Zwischen Weihnachten und Neujahr findet zum siebten Mal ein mehrtägiges Schweizer «Praise Camp» für Jugendliche und junge Erwachsene statt. An dem Massen-Event treten charismatisch-evangelikale Prediger auf. Das stösst auch auf Kritik.

«Praise Camp» 2014 in Basel: Über 6400 Teenager und Jugendliche lobpreisten Gott während mehreren Tagen.

(Bild: Hans-Jörg Walter)

Zwischen Weihnachten und Neujahr findet zum siebten Mal ein mehrtägiges Schweizer «Praise Camp» für Jugendliche und junge Erwachsene statt. An dem Massen-Event treten charismatisch-evangelikale Prediger auf – das stösst auch auf Kritik.
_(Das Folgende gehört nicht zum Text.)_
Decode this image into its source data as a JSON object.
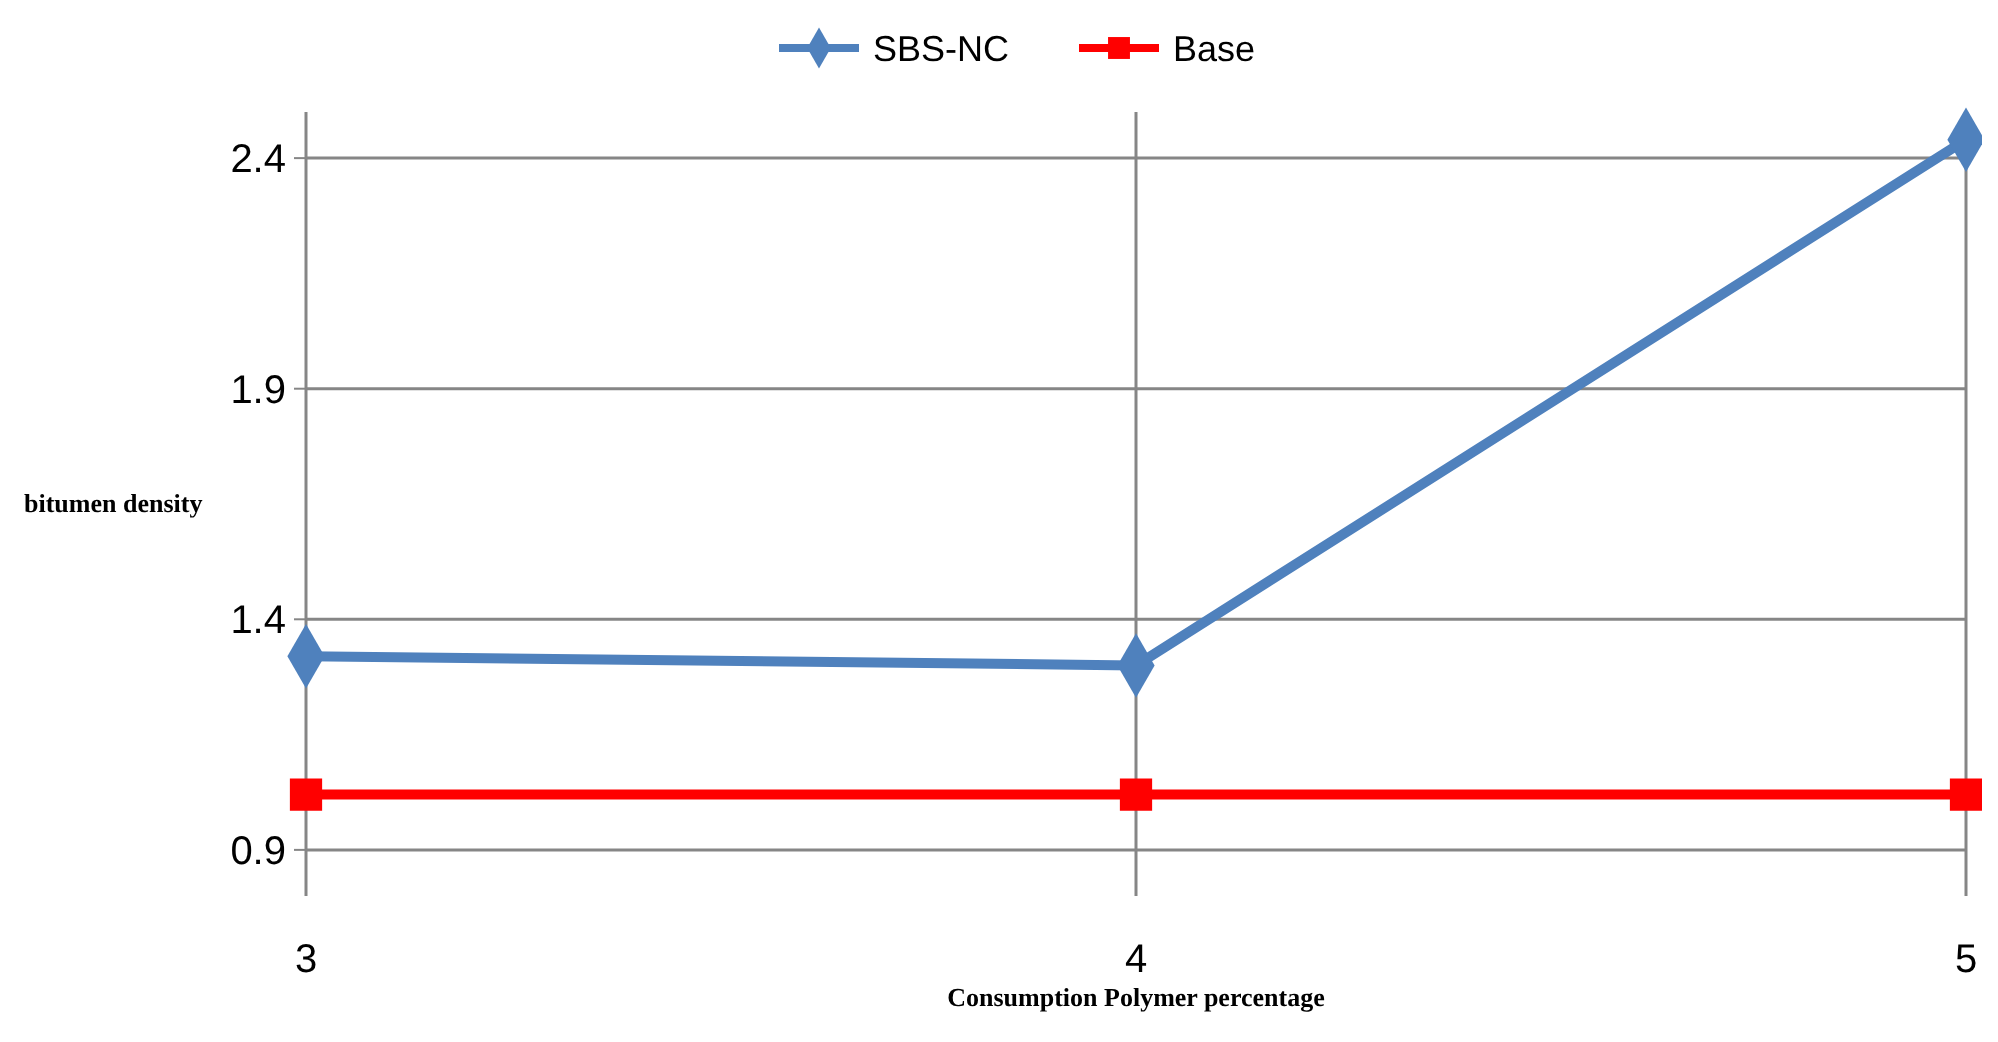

Fast zwei Jahre sind vergangen seit der sechsten Ausgabe des Schweizer «Praise Camp», das 6400 Jugendliche und junge Erwachsene nach Basel lockte und die Messe Basel für einige Tage in einen leuchtenden und lauten Massen-Gottesdienst verwandelte. Am 27. Dezember 2016 ist es wieder so weit: Bis am 1. Januar 2017 findet die siebte Ausgabe des «Praise Camp» statt, wiederum in Basel. Diesmal heisst das Thema «The Book – Wort vom Läbe».

Es geht, man ahnt es, um die Bibel. In den Worten der Veranstalter: «Dank der Bibel kennen wir Gott und seine Pläne für uns und diese Welt. Gottes Wort leuchtet uns den Weg durch den Dschungel des Lebens und ist unser Glaubens-Kompass. Wir lernen immer mehr, den Liebesbrief Gottes zu verstehen und daraus Identität und Sicherheit zu gewinnen.»
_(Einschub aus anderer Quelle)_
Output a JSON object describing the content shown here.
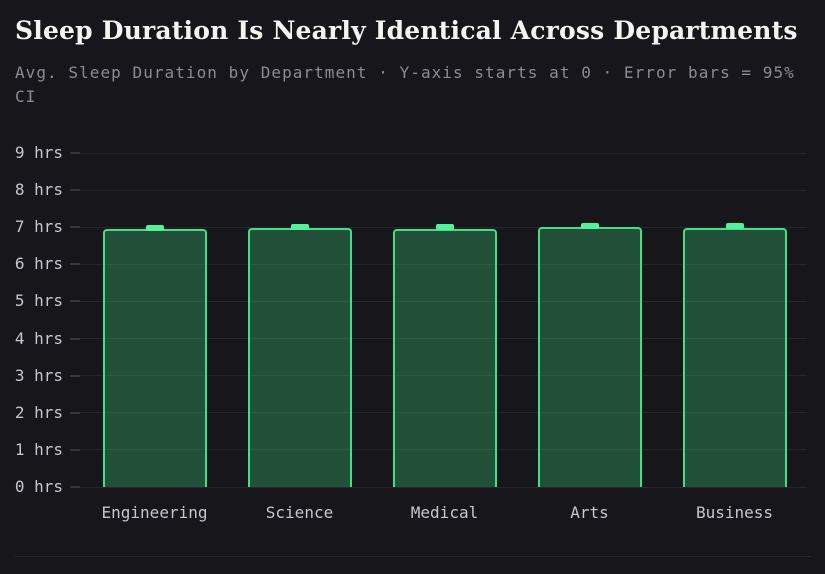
{
  "chart_data": {
    "type": "bar",
    "title": "Sleep Duration Is Nearly Identical Across Departments",
    "subtitle": "Avg. Sleep Duration by Department · Y-axis starts at 0 · Error bars = 95% CI",
    "categories": [
      "Engineering",
      "Science",
      "Medical",
      "Arts",
      "Business"
    ],
    "values": [
      6.95,
      6.98,
      6.96,
      7.0,
      6.99
    ],
    "error_95ci": [
      0.06,
      0.06,
      0.06,
      0.06,
      0.06
    ],
    "unit": "hrs",
    "yticks": [
      0,
      1,
      2,
      3,
      4,
      5,
      6,
      7,
      8,
      9
    ],
    "ytick_labels": [
      "0 hrs",
      "1 hrs",
      "2 hrs",
      "3 hrs",
      "4 hrs",
      "5 hrs",
      "6 hrs",
      "7 hrs",
      "8 hrs",
      "9 hrs"
    ],
    "ylim": [
      0,
      9
    ],
    "xlabel": "",
    "ylabel": "",
    "grid": "horizontal",
    "legend": "none",
    "colors": {
      "background": "#17171b",
      "bar_fill": "rgba(66,229,138,0.28)",
      "bar_border": "#3fe187",
      "error_cap": "#55f099",
      "grid_line": "#26262c",
      "tick_mark": "#35353d",
      "axis_text": "#c6c6cf",
      "title_text": "#f4f4f0",
      "subtitle_text": "#8b8b94",
      "footer_rule": "#26262c"
    }
  }
}
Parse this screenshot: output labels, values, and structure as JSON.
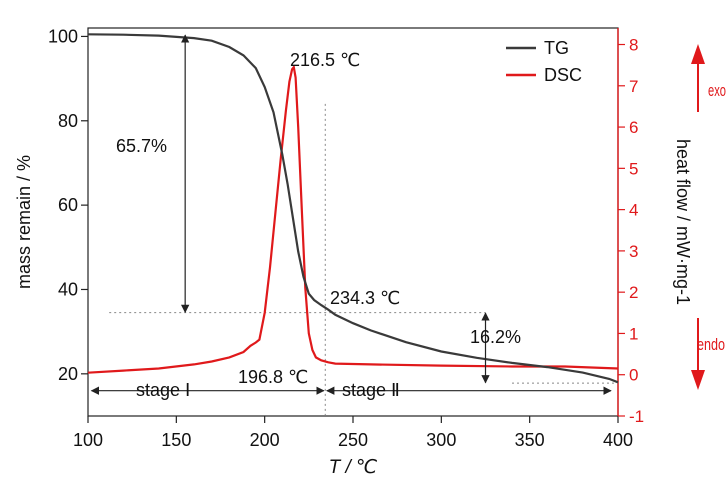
{
  "colors": {
    "tg": "#3a3a3a",
    "dsc": "#e0191b",
    "axis": "#222222",
    "guide": "#888888"
  },
  "chart_data": {
    "type": "line",
    "xlabel": "T / ℃",
    "ylabel": "mass remain / %",
    "y2label": "heat flow / mW·mg-1",
    "xlim": [
      100,
      400
    ],
    "ylim": [
      10,
      102
    ],
    "y2lim": [
      -1,
      8.4
    ],
    "xticks": [
      "100",
      "150",
      "200",
      "250",
      "300",
      "350",
      "400"
    ],
    "yticks": [
      "20",
      "40",
      "60",
      "80",
      "100"
    ],
    "y2ticks": [
      "-1",
      "0",
      "1",
      "2",
      "3",
      "4",
      "5",
      "6",
      "7",
      "8"
    ],
    "legend_position": "top-right",
    "series": [
      {
        "name": "TG",
        "axis": "left",
        "x": [
          100,
          120,
          140,
          160,
          170,
          180,
          188,
          195,
          200,
          205,
          210,
          213,
          216,
          219,
          222,
          225,
          228,
          232,
          236,
          240,
          250,
          260,
          280,
          300,
          320,
          340,
          360,
          380,
          395,
          400
        ],
        "y": [
          100.5,
          100.4,
          100.2,
          99.6,
          99.0,
          97.5,
          95.5,
          92.5,
          88,
          82,
          72,
          65,
          57,
          49,
          43,
          39,
          37.5,
          36.3,
          35.2,
          34,
          32,
          30.3,
          27.5,
          25.3,
          23.8,
          22.6,
          21.6,
          20.3,
          18.8,
          18
        ]
      },
      {
        "name": "DSC",
        "axis": "right",
        "x": [
          100,
          120,
          140,
          160,
          170,
          180,
          188,
          192,
          195,
          197,
          200,
          203,
          206,
          209,
          212,
          214,
          215.5,
          216.5,
          217.5,
          219,
          221,
          223,
          225,
          227,
          229,
          232,
          236,
          240,
          260,
          300,
          340,
          370,
          400
        ],
        "y": [
          0.05,
          0.1,
          0.15,
          0.25,
          0.32,
          0.42,
          0.55,
          0.7,
          0.78,
          0.85,
          1.5,
          2.6,
          3.9,
          5.2,
          6.4,
          7.1,
          7.4,
          7.45,
          7.2,
          6.0,
          4.0,
          2.1,
          1.0,
          0.6,
          0.42,
          0.35,
          0.3,
          0.27,
          0.25,
          0.22,
          0.2,
          0.2,
          0.15
        ]
      }
    ],
    "annotations": {
      "peak": "216.5 ℃",
      "onset": "196.8 ℃",
      "inflection": "234.3 ℃",
      "loss1": "65.7%",
      "loss2": "16.2%",
      "stage1": "stage Ⅰ",
      "stage2": "stage Ⅱ",
      "exo": "exo",
      "endo": "endo"
    }
  }
}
In erster Linie ist das Camp ein Zusammenkommen für Teenager und junge Erwachsene, die in einer grossen Halle verschiedenen Predigten und Bands zuhören.

Die TagesWoche hat das «Praise Camp» 2014 in Basel besucht und umfangreich darüber berichtet:

Die Reportage:
Mein Freund Jesus

Der Bericht:
Kinder im Fokus der Freikirchen

Das Interview:
«Gott ist kein Kaugummi-Automat»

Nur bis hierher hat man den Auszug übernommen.